New Delhi, May 21: There was an outrage across the nation against the five-year girl's rape following her abduction on April 15 and sexual assault for a couple of days by her neighbour in east Delhi. And everything else followed. People got angry, but soon enough, the anger ran out.
Between then and now, there have been several reports in the
press about rape, assault and murder incidents. Are we waiting for
one more brutal incident to be the next big one, to show our anger
and create an uproar?
Numb to the incidents?
In an incident today, another five-year-old girl was raped by a 16-year-old juvenile boy in Bikaner.
Five-year-old girl raped and killed in Ranchi.
Six-year-old girl assaulted in Delhi.
Ten-year-old girl raped, then locked in jail.
And it goes on!
Doesn't sound to shocking. Not anymore. Every morning, glancing through the dailies or news channels, hearing the reports on how innocent minor girls are being raped, we no more feel an ache in our hearts. We no more find rage and anger bursting in our minds. We see it as just another news story which has become a part and parcel of our daily routine.
But the numbers might manage to shake your feet. According to National Crimes Record Bureau statistics, a total of 48,338 child rape cases was recorded from 2001 to 2011 and India saw an increase of 336% of child rape cases from 2001 (2,113 cases) to 2011 (7,112 cases).
It would not be an understatement to say that these number are only the tip of the iceberg as the large majority of child rape cases are not reported to the police while children regularly become victims of other forms of sexual assault too.
And if we go state-wise, Madhya Pradesh recorded the highest number of child rape cases with 9,465 cases from 2011 to 2011; followed by Maharashtra with 6,868 cases, followed by Uttar Pradesh with 5,949 cases and Andhra Pradesh with 3,977 cases.
Out of the child rape cases reported, a startling number of them take place in juvenile justice homes established under the Juvenile Justice (Care and Protection of Children) Act, 2000.
"It will not be an understatement to state that juvenile justice homes, established to provide care and protection as well as re-integration, rehabilitation and restoration of the juveniles in conflict with law and children in need of care and protection, have become India's hell holes where inmates are subjected to sexual assault and exploitation, torture and ill treatment apart from being forced to live in inhuman conditions," said Suhas Chakma, Director of Asian Centre for Human Rights.
Highlighting the point, he further added, "The girls remain the most vulnerable. It matters little whether the juvenile justice homes are situated in the capital Delhi or in the mofussil towns."
In the case of government-run juvenile justice homes, the perpetrators were mostly staffs including the caretakers, security guards, cooks and other Class IV employees, and the senior inmates.
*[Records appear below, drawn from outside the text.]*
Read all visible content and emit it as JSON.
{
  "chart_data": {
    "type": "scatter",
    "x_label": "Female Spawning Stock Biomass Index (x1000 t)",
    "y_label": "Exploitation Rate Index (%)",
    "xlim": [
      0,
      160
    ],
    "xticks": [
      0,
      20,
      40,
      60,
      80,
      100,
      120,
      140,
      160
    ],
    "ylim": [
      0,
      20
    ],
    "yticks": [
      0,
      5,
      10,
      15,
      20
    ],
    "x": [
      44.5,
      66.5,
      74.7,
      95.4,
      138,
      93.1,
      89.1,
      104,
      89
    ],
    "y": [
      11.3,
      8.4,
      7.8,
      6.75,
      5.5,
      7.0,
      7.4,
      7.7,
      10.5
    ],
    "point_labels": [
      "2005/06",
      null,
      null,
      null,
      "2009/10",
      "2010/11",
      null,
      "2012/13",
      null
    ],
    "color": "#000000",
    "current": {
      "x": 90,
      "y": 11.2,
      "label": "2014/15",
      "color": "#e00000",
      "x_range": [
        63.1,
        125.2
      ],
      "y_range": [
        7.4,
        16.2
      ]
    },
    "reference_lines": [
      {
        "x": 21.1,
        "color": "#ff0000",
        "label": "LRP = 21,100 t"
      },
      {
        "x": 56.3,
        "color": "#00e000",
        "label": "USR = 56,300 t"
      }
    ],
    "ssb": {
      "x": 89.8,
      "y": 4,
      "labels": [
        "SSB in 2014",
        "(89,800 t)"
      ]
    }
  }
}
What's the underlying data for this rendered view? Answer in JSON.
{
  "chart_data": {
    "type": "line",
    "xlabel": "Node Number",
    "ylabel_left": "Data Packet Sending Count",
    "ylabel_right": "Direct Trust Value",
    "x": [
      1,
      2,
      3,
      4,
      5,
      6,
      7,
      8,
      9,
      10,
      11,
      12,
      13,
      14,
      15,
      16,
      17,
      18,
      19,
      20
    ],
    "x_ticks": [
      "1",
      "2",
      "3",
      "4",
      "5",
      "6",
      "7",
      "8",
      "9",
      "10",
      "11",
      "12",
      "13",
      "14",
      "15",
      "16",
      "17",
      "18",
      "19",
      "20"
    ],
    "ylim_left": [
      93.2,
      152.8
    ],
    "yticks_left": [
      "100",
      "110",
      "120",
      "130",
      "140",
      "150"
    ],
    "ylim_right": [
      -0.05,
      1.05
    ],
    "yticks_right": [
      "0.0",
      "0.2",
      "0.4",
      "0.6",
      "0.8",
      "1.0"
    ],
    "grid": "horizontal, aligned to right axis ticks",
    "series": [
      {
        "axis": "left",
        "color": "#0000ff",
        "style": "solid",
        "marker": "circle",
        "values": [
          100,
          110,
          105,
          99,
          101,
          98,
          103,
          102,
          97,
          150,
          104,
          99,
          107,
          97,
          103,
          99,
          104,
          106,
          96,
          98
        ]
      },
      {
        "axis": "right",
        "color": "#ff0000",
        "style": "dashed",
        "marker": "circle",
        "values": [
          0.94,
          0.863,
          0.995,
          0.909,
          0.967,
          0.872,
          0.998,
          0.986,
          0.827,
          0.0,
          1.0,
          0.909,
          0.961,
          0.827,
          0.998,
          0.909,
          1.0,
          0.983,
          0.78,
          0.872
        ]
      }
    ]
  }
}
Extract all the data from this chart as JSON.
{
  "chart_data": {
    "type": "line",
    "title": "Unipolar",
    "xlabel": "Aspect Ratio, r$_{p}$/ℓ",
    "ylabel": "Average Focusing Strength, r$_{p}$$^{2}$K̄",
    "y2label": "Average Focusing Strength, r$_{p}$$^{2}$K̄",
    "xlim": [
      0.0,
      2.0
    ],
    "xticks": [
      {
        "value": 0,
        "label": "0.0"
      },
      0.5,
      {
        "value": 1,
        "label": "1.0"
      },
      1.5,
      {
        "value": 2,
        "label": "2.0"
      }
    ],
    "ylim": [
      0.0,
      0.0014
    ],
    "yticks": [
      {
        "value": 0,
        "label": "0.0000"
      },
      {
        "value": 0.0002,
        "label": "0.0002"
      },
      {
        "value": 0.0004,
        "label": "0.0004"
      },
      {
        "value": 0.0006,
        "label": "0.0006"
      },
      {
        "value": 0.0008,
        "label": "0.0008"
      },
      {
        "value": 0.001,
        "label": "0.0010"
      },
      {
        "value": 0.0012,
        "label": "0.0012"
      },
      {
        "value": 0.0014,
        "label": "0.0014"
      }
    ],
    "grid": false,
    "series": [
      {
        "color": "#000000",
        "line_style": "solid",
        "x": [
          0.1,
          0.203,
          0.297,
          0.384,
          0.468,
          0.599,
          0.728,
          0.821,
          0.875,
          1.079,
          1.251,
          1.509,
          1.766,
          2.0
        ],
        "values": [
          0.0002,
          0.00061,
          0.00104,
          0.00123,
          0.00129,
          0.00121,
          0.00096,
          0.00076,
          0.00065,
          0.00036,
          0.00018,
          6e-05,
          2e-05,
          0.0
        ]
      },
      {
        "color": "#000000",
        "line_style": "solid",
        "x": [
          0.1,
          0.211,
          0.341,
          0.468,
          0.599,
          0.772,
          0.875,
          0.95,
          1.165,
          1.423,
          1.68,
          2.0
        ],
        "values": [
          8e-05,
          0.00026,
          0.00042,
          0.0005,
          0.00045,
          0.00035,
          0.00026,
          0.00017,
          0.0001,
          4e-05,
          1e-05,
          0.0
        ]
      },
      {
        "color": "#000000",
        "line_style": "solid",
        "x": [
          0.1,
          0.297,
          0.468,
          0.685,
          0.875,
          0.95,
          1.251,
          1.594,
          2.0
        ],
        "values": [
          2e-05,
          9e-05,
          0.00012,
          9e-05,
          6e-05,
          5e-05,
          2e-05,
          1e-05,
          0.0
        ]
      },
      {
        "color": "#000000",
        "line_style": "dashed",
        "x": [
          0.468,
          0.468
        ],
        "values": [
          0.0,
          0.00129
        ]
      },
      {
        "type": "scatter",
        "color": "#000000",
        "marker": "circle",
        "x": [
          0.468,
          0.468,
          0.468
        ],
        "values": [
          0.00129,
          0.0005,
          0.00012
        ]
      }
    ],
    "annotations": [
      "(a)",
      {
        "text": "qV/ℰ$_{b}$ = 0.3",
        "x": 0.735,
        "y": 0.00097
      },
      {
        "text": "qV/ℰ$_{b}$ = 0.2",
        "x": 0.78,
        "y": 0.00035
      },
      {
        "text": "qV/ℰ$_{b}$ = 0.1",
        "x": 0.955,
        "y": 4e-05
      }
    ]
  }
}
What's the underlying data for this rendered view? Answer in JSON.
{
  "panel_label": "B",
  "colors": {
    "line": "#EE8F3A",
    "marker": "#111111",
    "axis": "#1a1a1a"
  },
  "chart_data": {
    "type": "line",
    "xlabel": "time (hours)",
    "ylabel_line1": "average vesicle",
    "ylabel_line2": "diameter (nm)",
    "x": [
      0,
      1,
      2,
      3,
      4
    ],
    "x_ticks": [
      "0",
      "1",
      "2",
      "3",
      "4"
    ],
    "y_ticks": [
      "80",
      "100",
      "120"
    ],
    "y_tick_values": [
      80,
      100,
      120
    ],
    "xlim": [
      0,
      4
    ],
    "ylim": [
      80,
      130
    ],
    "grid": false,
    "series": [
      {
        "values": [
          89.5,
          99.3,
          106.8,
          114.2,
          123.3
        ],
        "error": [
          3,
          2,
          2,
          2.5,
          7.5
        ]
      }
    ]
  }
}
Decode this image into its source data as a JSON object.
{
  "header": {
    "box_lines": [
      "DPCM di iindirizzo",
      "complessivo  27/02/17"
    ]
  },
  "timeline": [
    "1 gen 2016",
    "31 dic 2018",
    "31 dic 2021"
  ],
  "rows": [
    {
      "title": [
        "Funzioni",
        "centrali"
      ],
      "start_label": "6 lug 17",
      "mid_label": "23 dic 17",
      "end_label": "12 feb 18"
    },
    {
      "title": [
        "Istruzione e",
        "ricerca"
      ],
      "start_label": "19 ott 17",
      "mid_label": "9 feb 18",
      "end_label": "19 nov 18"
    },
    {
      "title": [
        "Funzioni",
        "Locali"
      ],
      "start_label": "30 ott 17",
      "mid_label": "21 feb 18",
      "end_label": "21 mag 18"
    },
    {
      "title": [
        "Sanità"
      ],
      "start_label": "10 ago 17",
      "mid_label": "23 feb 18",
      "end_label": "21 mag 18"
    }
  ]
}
The unanswered question - How to stop?
There has been much hoo-haa about what is the solution to prevent such incidents from happening. What is the solution?
For some, it is much about the security. Police needs to be sensitised about the issue rather than trying to bribe poor parents into hiding the issue. In a country where people, including the police, are busy blaming the victim, justice is surely denied.
For some others, it's all in the mind. The mindset of people, towards people, need to change. Tehelka quoted Gautam Bhan, queer activist, academic and consultant, saying, "Men are raised in our society to think that we are men because we demand, we take, we win, we conquer." This is the attitude that needs to change.
Justice delayed is justice denied. There is a dire need for fast-track courts to be set up across country for speedy decisions in these cases.
After all, the perpetrator needs to know that he cannot get away with ANYTHING of this sort!